Bu satırlarda daha çok, bir elektronik müzik bestecisinin bilgisayar kullanmaya niyetlenmesi durumunda oluşacak gereksinimlerine değindik. Sözü geçen sistemler pop müziğinde daha yaygın bir kullanım alanı bulmuş durumdalar, ancak yaratıcılığa ne kazandırdığına ve neler alıp götürdüğüne dokunmadım. Kısaca değindiğimiz bu konuları gün gelecek daha ayrıntılı ele alacağım; elektronik müziği daha derinlemesine ele alacağız, İlhan Mimaroğlu’ndan yine söz edeceğim ve örneklemeler yapacağım.
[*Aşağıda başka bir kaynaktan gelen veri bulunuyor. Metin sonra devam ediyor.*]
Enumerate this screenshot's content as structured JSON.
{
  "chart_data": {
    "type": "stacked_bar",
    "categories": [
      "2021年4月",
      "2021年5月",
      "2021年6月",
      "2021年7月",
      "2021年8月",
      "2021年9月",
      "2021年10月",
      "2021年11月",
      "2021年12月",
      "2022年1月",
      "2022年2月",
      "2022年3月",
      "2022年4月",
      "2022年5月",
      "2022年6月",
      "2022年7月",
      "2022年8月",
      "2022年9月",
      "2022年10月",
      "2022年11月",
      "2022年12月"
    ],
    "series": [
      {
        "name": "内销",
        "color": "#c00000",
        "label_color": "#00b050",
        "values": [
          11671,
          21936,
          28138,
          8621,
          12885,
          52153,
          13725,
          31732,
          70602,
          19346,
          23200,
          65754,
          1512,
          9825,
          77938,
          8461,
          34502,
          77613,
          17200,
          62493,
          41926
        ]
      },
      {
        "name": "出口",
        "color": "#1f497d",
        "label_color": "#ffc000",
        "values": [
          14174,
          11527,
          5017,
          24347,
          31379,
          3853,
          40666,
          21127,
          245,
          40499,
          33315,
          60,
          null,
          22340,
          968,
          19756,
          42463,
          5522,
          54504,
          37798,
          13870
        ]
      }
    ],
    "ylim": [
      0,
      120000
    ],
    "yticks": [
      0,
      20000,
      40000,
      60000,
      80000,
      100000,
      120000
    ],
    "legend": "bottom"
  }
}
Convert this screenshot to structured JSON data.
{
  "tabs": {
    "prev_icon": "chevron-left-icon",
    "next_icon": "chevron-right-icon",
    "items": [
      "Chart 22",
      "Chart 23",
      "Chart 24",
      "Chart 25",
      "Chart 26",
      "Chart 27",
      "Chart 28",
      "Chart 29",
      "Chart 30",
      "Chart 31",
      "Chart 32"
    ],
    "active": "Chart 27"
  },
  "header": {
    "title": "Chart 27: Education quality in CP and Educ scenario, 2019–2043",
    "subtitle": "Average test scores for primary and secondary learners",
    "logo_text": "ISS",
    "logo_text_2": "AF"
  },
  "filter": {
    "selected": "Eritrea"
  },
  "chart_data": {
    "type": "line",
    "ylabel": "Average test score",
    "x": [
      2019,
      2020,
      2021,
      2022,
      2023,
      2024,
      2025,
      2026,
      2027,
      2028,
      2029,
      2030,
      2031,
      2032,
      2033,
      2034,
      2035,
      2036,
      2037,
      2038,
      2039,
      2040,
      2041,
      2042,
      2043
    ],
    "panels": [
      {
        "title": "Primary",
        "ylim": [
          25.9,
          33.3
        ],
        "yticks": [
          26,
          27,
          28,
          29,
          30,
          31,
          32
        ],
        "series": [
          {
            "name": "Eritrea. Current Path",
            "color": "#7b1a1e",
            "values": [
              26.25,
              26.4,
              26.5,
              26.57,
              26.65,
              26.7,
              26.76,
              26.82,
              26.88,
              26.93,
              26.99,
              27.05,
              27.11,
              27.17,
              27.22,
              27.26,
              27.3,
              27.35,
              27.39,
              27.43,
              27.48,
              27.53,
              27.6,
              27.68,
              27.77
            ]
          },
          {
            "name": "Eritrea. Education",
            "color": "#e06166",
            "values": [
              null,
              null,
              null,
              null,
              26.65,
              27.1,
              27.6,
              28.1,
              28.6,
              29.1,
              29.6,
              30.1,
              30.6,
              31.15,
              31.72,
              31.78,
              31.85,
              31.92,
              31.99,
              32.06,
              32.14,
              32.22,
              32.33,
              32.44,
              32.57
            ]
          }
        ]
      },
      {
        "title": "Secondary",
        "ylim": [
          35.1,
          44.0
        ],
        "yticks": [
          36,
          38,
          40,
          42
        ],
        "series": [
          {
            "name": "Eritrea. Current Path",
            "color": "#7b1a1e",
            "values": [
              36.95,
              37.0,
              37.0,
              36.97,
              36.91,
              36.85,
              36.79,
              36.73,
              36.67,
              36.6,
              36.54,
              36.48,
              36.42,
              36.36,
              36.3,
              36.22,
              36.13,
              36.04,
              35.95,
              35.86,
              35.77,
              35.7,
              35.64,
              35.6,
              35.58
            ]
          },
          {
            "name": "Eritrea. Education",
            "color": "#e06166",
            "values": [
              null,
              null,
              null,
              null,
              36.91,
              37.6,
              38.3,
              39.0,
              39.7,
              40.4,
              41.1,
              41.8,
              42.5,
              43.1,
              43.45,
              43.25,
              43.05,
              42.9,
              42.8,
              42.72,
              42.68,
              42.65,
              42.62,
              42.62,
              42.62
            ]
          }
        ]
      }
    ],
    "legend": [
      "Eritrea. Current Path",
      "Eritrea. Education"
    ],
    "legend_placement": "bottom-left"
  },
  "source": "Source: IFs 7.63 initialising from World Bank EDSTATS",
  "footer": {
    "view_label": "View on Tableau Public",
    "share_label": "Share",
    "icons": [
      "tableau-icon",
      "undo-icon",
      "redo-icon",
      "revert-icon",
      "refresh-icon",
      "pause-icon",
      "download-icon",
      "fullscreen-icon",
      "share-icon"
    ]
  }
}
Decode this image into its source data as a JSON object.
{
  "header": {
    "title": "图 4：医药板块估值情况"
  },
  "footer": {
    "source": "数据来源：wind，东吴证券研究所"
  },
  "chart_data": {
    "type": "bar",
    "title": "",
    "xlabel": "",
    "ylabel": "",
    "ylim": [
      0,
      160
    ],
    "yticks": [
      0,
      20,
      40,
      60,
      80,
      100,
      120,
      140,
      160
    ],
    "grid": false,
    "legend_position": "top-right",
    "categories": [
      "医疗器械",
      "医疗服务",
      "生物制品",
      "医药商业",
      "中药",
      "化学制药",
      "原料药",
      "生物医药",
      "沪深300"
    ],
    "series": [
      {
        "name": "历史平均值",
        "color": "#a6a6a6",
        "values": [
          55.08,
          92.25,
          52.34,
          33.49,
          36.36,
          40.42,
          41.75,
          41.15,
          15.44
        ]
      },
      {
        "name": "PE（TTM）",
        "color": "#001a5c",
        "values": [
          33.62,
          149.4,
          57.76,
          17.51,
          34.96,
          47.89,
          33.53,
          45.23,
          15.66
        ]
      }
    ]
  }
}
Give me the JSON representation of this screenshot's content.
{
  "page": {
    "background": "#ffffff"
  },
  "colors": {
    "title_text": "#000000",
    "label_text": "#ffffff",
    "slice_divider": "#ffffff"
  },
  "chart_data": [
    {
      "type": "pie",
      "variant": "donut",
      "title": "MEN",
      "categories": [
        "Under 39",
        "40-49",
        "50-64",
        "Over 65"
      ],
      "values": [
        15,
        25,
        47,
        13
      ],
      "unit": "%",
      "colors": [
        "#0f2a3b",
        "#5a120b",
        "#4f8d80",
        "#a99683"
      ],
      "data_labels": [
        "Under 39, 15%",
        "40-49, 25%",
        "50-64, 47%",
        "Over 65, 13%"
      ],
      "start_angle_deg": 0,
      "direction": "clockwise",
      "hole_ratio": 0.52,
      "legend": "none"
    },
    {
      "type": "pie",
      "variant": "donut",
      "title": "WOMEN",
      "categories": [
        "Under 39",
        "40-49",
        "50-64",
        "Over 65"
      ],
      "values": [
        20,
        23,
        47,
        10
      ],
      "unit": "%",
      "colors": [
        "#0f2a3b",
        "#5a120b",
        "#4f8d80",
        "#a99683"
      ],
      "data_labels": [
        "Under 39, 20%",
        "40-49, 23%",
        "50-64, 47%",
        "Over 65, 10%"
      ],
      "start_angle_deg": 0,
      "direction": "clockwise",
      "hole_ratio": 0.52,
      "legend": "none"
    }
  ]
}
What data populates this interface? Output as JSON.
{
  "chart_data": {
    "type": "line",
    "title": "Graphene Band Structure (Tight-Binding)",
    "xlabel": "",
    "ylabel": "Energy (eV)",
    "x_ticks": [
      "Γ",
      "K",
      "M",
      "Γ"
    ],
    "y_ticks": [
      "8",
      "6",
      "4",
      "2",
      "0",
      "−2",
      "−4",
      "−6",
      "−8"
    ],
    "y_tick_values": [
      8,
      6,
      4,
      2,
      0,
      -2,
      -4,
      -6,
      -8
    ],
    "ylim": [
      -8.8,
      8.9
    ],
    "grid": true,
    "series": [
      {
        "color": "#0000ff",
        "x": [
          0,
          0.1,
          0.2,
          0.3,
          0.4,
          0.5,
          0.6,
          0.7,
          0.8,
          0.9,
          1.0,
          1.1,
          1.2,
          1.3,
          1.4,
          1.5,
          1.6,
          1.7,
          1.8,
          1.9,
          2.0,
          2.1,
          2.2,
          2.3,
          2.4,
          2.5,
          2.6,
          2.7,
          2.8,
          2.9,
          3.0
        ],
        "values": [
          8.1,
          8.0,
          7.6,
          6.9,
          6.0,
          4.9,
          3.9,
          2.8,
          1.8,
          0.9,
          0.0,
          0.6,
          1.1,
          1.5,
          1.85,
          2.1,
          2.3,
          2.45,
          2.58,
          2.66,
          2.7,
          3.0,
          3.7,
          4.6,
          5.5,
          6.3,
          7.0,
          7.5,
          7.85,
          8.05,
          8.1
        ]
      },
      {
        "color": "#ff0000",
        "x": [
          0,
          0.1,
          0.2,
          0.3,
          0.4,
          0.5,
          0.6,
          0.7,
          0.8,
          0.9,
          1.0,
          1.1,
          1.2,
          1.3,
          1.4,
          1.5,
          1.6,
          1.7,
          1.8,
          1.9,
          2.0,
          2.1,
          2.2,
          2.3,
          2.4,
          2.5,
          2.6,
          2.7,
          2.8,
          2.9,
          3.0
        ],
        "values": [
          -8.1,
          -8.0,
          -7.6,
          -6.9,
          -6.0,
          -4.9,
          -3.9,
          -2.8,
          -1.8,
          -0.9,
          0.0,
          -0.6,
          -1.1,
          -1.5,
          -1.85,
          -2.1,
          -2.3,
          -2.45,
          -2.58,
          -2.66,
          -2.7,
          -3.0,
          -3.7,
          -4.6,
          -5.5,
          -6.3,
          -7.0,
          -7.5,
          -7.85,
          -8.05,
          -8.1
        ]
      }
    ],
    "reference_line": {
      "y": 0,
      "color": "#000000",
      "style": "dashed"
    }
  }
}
Müzikte bilgisayar kullanımının yaratıcılık boyutuna değineceğim.
En son olarak Elektronik Müzik’in 43. sayfa ve 23. bölüme bir göz atıyoruz; biraz karamsar gibi yazarımız:
– Elektronik müzik de acaba Gelecekçilerin*** müziği gibi, günün birinde tarihin akımları içinde unutulup gidecek mi? Yalnızca bir “yaratış iklimi” ortaya çıkarmış olmakla kalıp, başka akımları etkileyip, onların ilkelerine karışıp, kimliğini iyice yitirdikten sonra, geleceğin bir başka çağının, bir başka akımının öncüsü mü sayılacak yalnızca? Ya da bir başka kimlikle, başka özelliklerle mi ortaya çıkacak?